In 1972, as a high-school senior, Virgin won the state boys’ cross-country championship by running 13:50 over the three-mile course at Peoria’s Detweiller Park. In 39 championships since, no one has broken his course record -- not even last year’s winner, Sandburg’s Lukas Verzbicas, who is one of only five high schoolers ever to run a four-minute mile.
Virgin fulfilled his promise by winning the NCAA Cross-Country Championship for the University of Illinois, and the World Cross-Country Championship in 1980 and 1981. He is the last American distance runner to win a world or Olympic title. Because Keynans and Ethiopians now dominate the sport, he may be the last who ever does.

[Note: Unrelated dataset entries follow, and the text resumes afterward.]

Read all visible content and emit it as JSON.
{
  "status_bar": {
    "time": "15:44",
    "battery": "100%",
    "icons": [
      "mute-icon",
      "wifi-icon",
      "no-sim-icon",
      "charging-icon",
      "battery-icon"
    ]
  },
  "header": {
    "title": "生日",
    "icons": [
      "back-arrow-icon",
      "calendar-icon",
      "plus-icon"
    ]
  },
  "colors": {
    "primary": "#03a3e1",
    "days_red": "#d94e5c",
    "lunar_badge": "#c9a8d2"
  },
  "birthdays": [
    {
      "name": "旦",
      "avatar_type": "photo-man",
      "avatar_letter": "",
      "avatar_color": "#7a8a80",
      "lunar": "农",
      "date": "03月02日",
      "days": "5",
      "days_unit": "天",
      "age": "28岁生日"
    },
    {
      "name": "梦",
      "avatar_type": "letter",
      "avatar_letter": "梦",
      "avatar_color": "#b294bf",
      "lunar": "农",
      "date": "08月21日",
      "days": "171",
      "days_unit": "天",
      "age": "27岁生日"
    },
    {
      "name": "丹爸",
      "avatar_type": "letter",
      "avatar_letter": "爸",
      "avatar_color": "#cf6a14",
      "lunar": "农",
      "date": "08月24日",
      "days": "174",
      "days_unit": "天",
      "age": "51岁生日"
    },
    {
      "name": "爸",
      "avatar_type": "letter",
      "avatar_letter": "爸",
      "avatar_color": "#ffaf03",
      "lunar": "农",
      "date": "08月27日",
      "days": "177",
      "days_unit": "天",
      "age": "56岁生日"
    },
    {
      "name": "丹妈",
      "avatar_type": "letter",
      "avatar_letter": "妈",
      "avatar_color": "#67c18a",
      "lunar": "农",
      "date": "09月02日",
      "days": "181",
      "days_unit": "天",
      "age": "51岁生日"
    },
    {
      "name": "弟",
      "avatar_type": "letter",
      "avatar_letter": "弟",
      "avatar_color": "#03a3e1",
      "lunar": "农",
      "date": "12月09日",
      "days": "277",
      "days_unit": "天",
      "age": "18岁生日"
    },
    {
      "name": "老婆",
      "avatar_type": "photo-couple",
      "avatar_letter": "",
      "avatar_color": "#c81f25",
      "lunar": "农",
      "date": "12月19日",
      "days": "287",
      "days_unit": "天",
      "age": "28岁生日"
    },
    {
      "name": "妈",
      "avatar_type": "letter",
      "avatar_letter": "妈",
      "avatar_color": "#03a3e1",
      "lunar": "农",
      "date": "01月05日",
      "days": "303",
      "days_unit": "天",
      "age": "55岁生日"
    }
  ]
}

Virgin is not well-remembered, because despite qualifying for three Olympic teams, he never won a medal. His best chance was in 1980, when he ran the second-fastest 10,000-meter time in history. But, of course, the U.S. boycotted that year’s Moscow Olympics. He also failed to win a major marathon, finishing second at Boston in 1981.
I had a chance to interview Virgin in 2004, while I was writing a story about John “The Penguin” Bingham, the guru of the slow-running movement. Though retired, Virgin’s intensity and competitiveness lit up my telephone, as he condemned “couch-to-marathon” programs that, in his words, “are just getting people fit enough to do the Bataan Death March.”
“If you want to slog through a marathon to say you did it once, fine,” he said. “But there are two forms of satisfaction in running. Number one is going a distance you’ve never gone before. The next logical goal should be ‘How much faster can I get?’. . . Just running the distance, hammering your legs four or five or six hours--if that’s your first marathon, that's OK, but if it’s your third or fourth that’s just stupid.”
Virgin also called the marathon “overrated,” and seemed peeved that more people asked him about his runner-up finish at Boston than his world cross-country championship.
Virgin was badly injured in an auto accident in 1997, and ruptured his right quadriceps during a fall on ice a few years later. After 15 surgeries, the most he can run is two miles. But he still works out at the gym five days a week.
“I’m no longer Craig Virgin the Olympian,” he told the St. Louis Post-Dispatch. “I’m Craig Virgin the middle-age everyman who wants to lose 10 pounds.”
But he’s still Illinois’s Homegrown Champion.